0 = ΔV -i2R1 - i5R2 - i6R3

0 = ΔV -i2R1 - i4R5

0= ΔV - i3R4 - i6R3

i1 = i2 + i3

thanks

Mentor

## Homework Statement

don't mind my cruddy drawing :P R1 to R3 = 1000 Ω

R4 to R5 = 2000 Ω

i1 = 1mA= 1x10-3A

Find the current through each resistor.

## Homework Equations

parallel Rp = (sum)(1/Ri)-1

series Rs = (sum)(Ri))

ΔV=iR

## The Attempt at a Solution

i'm not sure of the best way to star this one because it is a little awkward to me. I thought the best way to do it would be to find Equivalent Resistance, but I have no idea how to do that with this geometry.

i know current at the start equals the end. each loop from start to finish ends in 0 potential

0 = ΔV -i2R1 - i5R2 - i6R3

0 = ΔV -i2R1 - i4R5

0= ΔV - i3R4 - i6R3

i1 = i2 + i3

thanks

When in doubt, I just start writing KCL equations and then solve them for the unknowns.

So in this circuit, I'd draw ground at the right node, put an unknown voltage V at the left node, and write KCL equations for the middle 2 nodes. Solve away, and see if that gets you what you want...

Liquidxlax
if i'm thinking of the right nodes... how can you write an equation for the middle? you have to include the outer ones. i wrote out every equation i could possibly think of.

I'm to tired right now to fuss over the little things. just imagine the numbers are the currents and the nodes are a b c d

@ a 1 = 2 + 3

@ b 2 = 4 + 5

@ c 6 = 5 + 3

@ d 1 = 6 + 4

6+4 = 3+2

6+4= 6-5 +2

4 = 2-5

kind aggravated with this one

Mentor
if i'm thinking of the right nodes... how can you write an equation for the middle? you have to include the outer ones. i wrote out every equation i could possibly think of.

I'm to tired right now to fuss over the little things. just imagine the numbers are the currents and the nodes are a b c d

@ a 1 = 2 + 3

@ b 2 = 4 + 5

@ c 6 = 5 + 3

@ d 1 = 6 + 4

6+4 = 3+2

6+4= 6-5 +2

4 = 2-5

kind aggravated with this one

I'm not understanding your post. The KCL equations will be one per node, and will be in the form of a sum of currents. Each current will generally be expressed as a voltage difference between 2 nodes divided by the resistance between those two nodes.

Liquidxlax
I'm not understanding your post. The KCL equations will be one per node, and will be in the form of a sum of currents. Each current will generally be expressed as a voltage difference between 2 nodes divided by the resistance between those two nodes.

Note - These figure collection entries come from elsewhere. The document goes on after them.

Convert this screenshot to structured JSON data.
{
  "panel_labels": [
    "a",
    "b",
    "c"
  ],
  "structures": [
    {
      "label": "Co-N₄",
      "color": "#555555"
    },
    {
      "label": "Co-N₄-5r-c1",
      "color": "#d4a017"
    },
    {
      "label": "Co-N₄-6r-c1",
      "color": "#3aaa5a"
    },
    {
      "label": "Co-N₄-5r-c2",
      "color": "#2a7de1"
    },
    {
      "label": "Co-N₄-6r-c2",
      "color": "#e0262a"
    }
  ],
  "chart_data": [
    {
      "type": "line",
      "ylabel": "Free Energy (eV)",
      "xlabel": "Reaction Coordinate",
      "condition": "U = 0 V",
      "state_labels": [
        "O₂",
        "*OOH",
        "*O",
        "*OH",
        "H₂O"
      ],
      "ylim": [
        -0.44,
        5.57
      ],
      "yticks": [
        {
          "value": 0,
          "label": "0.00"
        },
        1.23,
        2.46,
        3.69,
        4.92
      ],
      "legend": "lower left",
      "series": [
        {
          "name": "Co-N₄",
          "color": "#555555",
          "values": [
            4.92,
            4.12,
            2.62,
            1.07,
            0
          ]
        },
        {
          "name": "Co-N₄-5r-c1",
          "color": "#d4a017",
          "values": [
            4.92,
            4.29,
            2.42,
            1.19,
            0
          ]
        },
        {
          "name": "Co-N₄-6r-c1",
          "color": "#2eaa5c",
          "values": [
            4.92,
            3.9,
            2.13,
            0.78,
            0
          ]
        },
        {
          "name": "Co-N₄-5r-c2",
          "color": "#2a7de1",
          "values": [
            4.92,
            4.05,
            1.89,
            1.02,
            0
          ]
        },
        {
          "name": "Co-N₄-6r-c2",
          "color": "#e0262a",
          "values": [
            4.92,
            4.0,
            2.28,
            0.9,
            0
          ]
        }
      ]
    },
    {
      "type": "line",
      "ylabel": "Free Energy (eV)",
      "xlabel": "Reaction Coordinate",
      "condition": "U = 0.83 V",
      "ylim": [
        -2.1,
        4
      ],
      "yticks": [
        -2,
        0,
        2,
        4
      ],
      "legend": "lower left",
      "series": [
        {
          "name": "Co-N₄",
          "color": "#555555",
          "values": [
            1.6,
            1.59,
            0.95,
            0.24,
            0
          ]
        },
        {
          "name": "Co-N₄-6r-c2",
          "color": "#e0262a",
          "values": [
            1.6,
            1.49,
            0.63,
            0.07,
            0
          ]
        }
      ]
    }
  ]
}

i guess i will redraw my picture and label the nodes. i know what you mean, by kcl. the first node would be

current 1 = current 2 + current 3

Mentor
i guess i will redraw my picture and label the nodes. i know what you mean, by kcl. the first node would be

current 1 = current 2 + current 3

I prefer to write my KCL equations as the sum of all currents leaving a node is zero. But that's up to personal preference.

Liquidxlax
I prefer to write my KCL equations as the sum of all currents leaving a node is zero. But that's up to personal preference.

okay but at the nodes 3 and 4 with current i5 and i4, do those split up 2 ways or do they just continue to the end of the circuit?